A Short History of Ethics: a History of Moral Philosophy From the Homeric Age To the Twentieth Century

PREFACE TO THE FIRST EDITION

THIS BOOK is inevitably the victim of the author’s over-numerous intentions. The most workaday of these is simply to provide some historical background and perspective for the reading of those selected texts which form the core of the study of moral philosophy in most British and American universities. In particular I wanted to give some account of Greek thought for those undergraduate students restricted to the treadmill of Hume, Kant, Mill, and Moore. But this apparently simple intention is complicated by my views of the nature of moral philosophy. A discussion limited to an account of philosophical themes, omitting all reference to the moral concepts for the elucidation and reconstruction of which the theories were elaborated, would be absurd; a history not only of moral philosophies but also of moral concepts and of the moralities embodying and defined by these concepts would fill thirty volumes and thirty years. I have therefore continually compromised, and nobody will be satisfied with the result. I certainly am not.

No one could write in English on the history of moral philosophy and not feel awed by the example of Henry Sidgwick’s Outlines of the History of Ethics, published in 1886 as a revision of his Encyclopaedia Britannica article, and intended primarily for the benefit of ordinands of the Church of Scotland. The perspective of my book is necessarily very different from that of Sidgwick, but the experience of writing has increased my admiration for him. In his journal he wrote, “Went up to London yesterday to see Macmillan about a stupid blunder in my outlines. I have represented a man whom I ought to have known all about-Sir James Mackintosh-as publishing a book in 1836, four years after he was dead! The cause of the blunder is simple carelessness-of a kind that now seems incredible.” Somewhere in this book I am sure that there must be more than one example of an equally simple carelessness. It will not, however, be about Sir James Mackintosh-who does not appear. For, like Sidgwick, I have had not only to compress but also to select. I am unhappily aware, too, that on very many points of disputed interpretation, I have had to take a point of view without being able to justify it. I could not be more certain that students of particular authors and periods will be able to find many faults.
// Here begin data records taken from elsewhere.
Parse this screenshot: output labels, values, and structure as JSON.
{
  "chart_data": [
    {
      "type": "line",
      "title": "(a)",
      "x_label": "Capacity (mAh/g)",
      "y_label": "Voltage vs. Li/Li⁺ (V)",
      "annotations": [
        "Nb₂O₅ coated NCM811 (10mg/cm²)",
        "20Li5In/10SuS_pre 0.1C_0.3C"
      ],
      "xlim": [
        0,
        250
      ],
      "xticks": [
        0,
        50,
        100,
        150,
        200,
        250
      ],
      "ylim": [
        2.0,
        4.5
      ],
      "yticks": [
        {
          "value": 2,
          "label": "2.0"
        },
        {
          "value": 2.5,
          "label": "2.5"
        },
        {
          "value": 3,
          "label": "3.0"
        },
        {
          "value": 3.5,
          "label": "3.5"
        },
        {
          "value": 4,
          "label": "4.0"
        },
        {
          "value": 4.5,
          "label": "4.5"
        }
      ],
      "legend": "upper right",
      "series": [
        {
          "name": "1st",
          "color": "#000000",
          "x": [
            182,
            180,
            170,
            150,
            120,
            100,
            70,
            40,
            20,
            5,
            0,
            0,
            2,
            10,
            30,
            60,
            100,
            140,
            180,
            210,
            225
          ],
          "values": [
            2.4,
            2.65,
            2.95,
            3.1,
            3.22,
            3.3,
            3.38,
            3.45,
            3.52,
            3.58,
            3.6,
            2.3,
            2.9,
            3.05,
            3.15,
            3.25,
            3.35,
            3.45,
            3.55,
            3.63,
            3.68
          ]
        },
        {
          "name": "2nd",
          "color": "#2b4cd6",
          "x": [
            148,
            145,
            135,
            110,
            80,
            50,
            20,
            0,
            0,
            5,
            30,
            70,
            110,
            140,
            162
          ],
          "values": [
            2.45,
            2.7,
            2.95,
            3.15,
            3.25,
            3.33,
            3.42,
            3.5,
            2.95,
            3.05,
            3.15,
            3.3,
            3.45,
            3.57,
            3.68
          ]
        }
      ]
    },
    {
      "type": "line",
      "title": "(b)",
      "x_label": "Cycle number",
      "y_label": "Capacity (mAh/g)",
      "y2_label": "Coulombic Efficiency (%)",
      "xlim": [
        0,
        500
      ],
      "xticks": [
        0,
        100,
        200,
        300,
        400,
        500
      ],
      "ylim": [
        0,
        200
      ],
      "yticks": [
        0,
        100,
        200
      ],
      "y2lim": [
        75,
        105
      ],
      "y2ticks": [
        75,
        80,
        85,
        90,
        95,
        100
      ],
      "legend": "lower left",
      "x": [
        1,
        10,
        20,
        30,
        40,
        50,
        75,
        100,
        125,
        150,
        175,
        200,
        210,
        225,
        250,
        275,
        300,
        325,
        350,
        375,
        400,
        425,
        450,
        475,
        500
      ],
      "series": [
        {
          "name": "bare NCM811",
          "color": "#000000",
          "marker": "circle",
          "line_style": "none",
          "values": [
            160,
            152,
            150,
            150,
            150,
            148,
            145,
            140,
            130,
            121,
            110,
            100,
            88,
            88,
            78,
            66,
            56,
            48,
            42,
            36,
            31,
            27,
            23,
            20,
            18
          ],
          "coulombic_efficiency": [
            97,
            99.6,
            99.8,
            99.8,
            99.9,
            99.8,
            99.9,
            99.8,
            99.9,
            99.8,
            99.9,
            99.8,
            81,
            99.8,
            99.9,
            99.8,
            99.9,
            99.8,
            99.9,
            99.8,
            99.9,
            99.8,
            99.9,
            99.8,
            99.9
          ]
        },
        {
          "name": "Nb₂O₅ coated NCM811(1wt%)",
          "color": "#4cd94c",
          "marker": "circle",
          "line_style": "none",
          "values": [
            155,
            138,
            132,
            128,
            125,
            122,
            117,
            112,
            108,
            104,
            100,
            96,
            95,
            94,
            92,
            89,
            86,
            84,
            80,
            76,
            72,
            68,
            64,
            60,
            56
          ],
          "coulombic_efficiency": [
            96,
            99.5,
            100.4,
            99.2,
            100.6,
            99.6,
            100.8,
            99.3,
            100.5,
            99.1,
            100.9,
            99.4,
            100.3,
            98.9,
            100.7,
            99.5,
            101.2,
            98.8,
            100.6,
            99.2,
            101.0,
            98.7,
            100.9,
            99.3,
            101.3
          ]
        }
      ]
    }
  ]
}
My debts are many: in general, to philosophical colleagues and pupils at Leeds, Oxford, Princeton, and elsewhere; in particular, to Mr. P. F. Strawson, Mrs. Amélie Rorty, and Professor H. L. A. Hart, who read either the whole or parts of the manuscript and made of this a better book than it would otherwise have been. To them I am profoundly grateful. I am especially conscious of how much in general I owe to Princeton University and to the members of its Department of Philosophy, where I was Senior Fellow to the Council of the Humanities in 1962-63 and Visiting Professor in 1965-66. This book is in no way adequate to any of these debts. I must also thank Miss M. P. Thomas for all her secretarial help.